Em nota, ao suspender a medida, o Cade afirmou que o Grupo de Trabalho da Soja, criado pelas empresas “constitui um acordo anti competitivo entre concorrentes que prejudicam a exportação de soja”. A medida preventiva, ressalta o Cade, é um instrumento previsto na legislação que pode ser adotado quando houver indício ou fundado receio de que as condutas investigadas causem ou possam causar ao mercado lesão irreparável ou de difícil reparação, ou que torne ineficaz o resultado do processo.
Casos de restrição à moratória da soja no STF
Há ao menos quatro ações no Supremo Tribunal Federal (STF) relacionadas à moratória da soja. Todas têm teor semelhante: questionam leis estaduais que restringem a concessão de incentivos fiscais e de terrenos públicos a empresas que possuam políticas internas ou participem de acordos que imponham restrições à expansão da atividade agropecuária.
Duas dessas ações estão em julgamento no plenário virtual.
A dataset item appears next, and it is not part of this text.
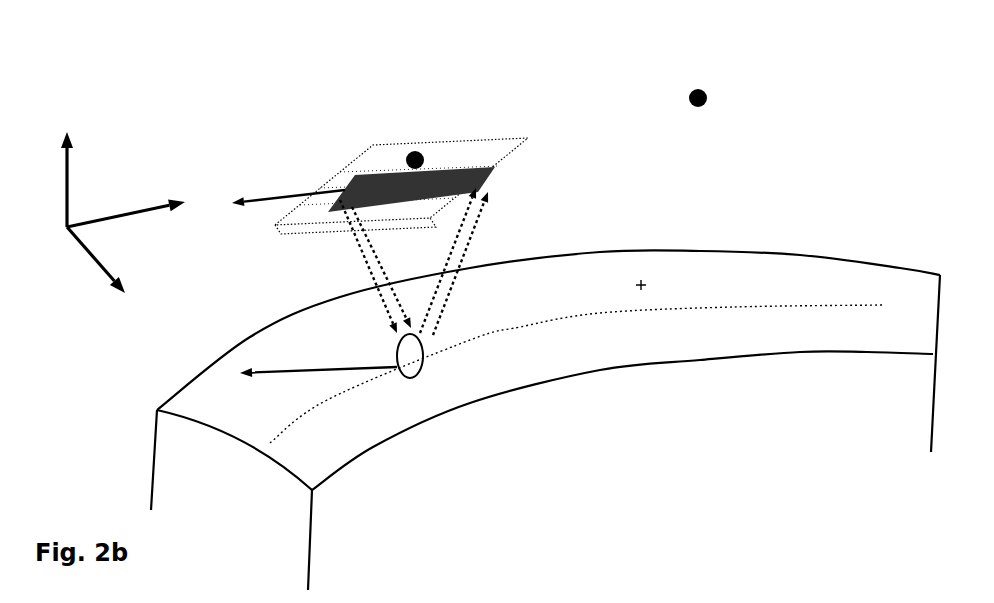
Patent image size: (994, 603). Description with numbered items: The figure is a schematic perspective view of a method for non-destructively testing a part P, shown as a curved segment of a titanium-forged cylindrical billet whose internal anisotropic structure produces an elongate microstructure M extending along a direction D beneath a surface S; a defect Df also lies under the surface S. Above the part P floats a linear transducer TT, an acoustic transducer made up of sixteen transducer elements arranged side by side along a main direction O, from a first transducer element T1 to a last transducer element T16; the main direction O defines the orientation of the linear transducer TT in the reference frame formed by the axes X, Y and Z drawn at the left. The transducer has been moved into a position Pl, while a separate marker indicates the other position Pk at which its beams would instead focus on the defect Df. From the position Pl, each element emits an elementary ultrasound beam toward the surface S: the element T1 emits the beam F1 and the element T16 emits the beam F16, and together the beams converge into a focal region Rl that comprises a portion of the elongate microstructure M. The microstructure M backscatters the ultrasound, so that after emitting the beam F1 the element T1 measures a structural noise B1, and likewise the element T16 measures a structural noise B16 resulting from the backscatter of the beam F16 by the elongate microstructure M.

A ADI 7774, de relatoria do ministro Flávio Dino, contesta lei de Mato Grosso. Inicialmente, Dino suspendeu integralmente a eficácia da norma; depois, reconsiderou parte da decisão e restabeleceu o dispositivo que veda incentivos a empresas signatárias de acordos como a moratória da soja, mas apenas a partir de 2026, concedendo prazo de adaptação. O ministro ressaltou que se trata de um acordo privado, e que o poder público não é obrigado a moldar sua política fiscal para favorecê-lo. Até o momento, Dino foi acompanhado pelo ministro Alexandre de Moraes, enquanto Dias Toffoli abriu divergência.
A divergência de Toffoli aparece na ADI 7775, também em julgamento no plenário virtual, que questiona a lei de Rondônia. Relator da ação, Toffoli votou pela procedência parcial, mas manteve justamente a parte que atinge a moratória da soja. Para ele, o estado pode restringir a concessão de benefícios fiscais. O ministro reconheceu que a moratória trouxe efeitos ambientais positivos, mas também impactos econômicos negativos para médios, pequenos e microprodutores. Os dois julgamentos seguem até 29/8.
Além dessas, tramitam ainda a ADI 7863, que questiona lei do Tocantins e está sob relatoria do ministro Luiz Fux, e a ADI 7823, contra lei do Maranhão, de relatoria do ministro Edson Fachin.